どのような実験かというと、2つのスリットに光を通す代わりに、1つの電子を飛ばします。発射された電子はスリットを通り写真乾板に当たって小さな丸い跡を残します。1つの電子だけでは縞模様ができるかどうかはわからないので、引き続き1つずつ電子を飛ばす作業を続けます。
2つのスリットを通った電子が無数の跡を残すと、次第に、多く電子が当たった箇所と、あまり当たらなかった箇所ができてきます。通常の世界では、たとえば電子ではなくボールが壁に当たっているのであれば、ボールの跡はスリットを拡大したような2つの線になるのですが、電子の場合は、縞模様になります。これは電子も波動性があることを示しています。

ここで干渉についておさらいしたいのですが、干渉とは、複数の波の重ね合わせによって新しい波形ができることです。先の実験では1つの電子を飛ばしただけなので、干渉がおこらないはずですが、電子はどこか1点に存在するのではなく、空間に確率的に存在しているので、2つのスリットによって確率的に存在する自分同士が影響し合い、干渉縞を作っていたのです。

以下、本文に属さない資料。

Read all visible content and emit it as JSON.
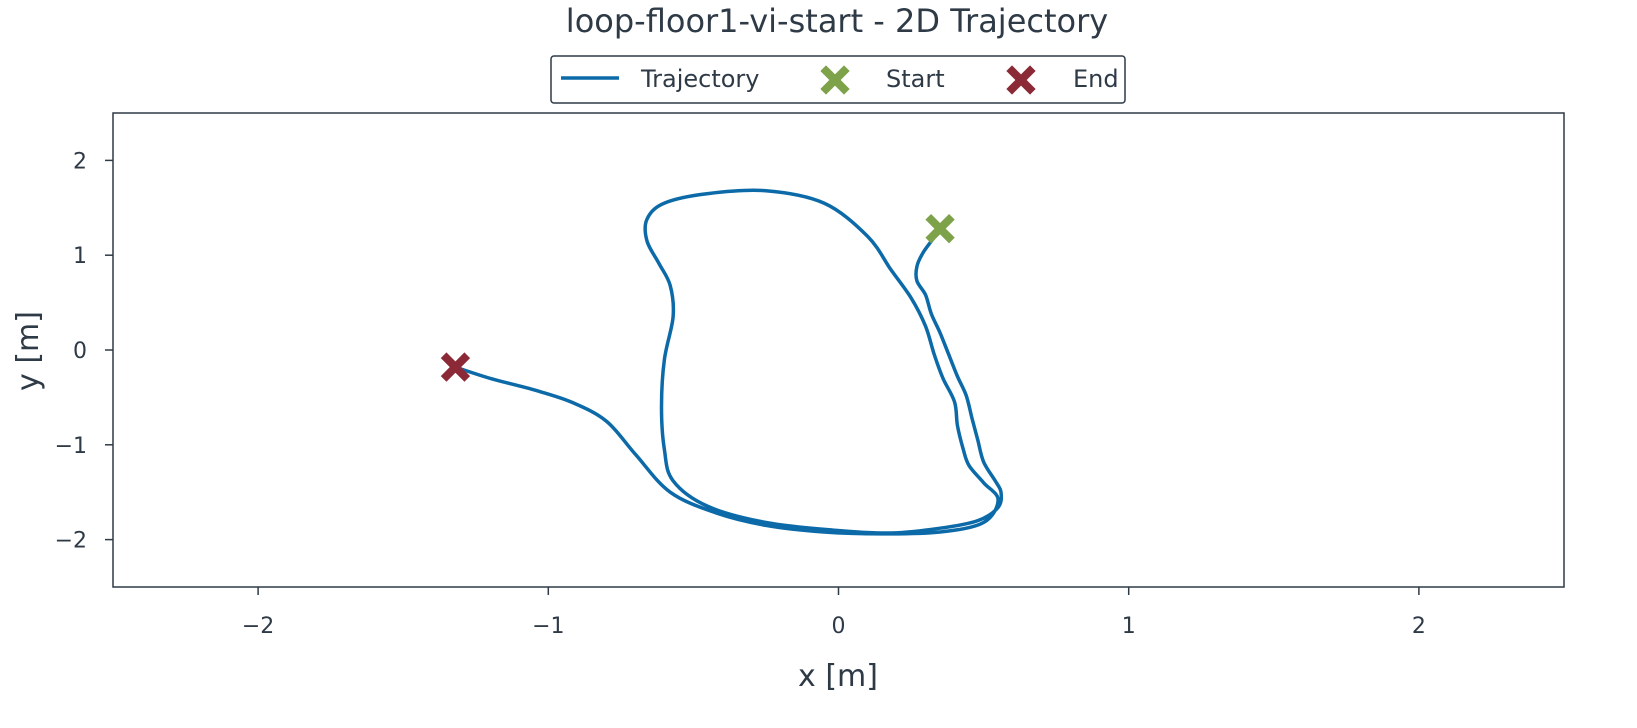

この実験の際、どちらかのスリットで電子が通ったかを観測すると、観測したことにより電子は粒子として振る舞うようになり、干渉縞ができなくなります。

何から何まで不思議な話ですが、量子力学における波動力学では、すべての物質は波としての性質を併せ持つものとされているようです。
うーん、書いているうちにまた混乱してきたので、これで終わりにします(笑)。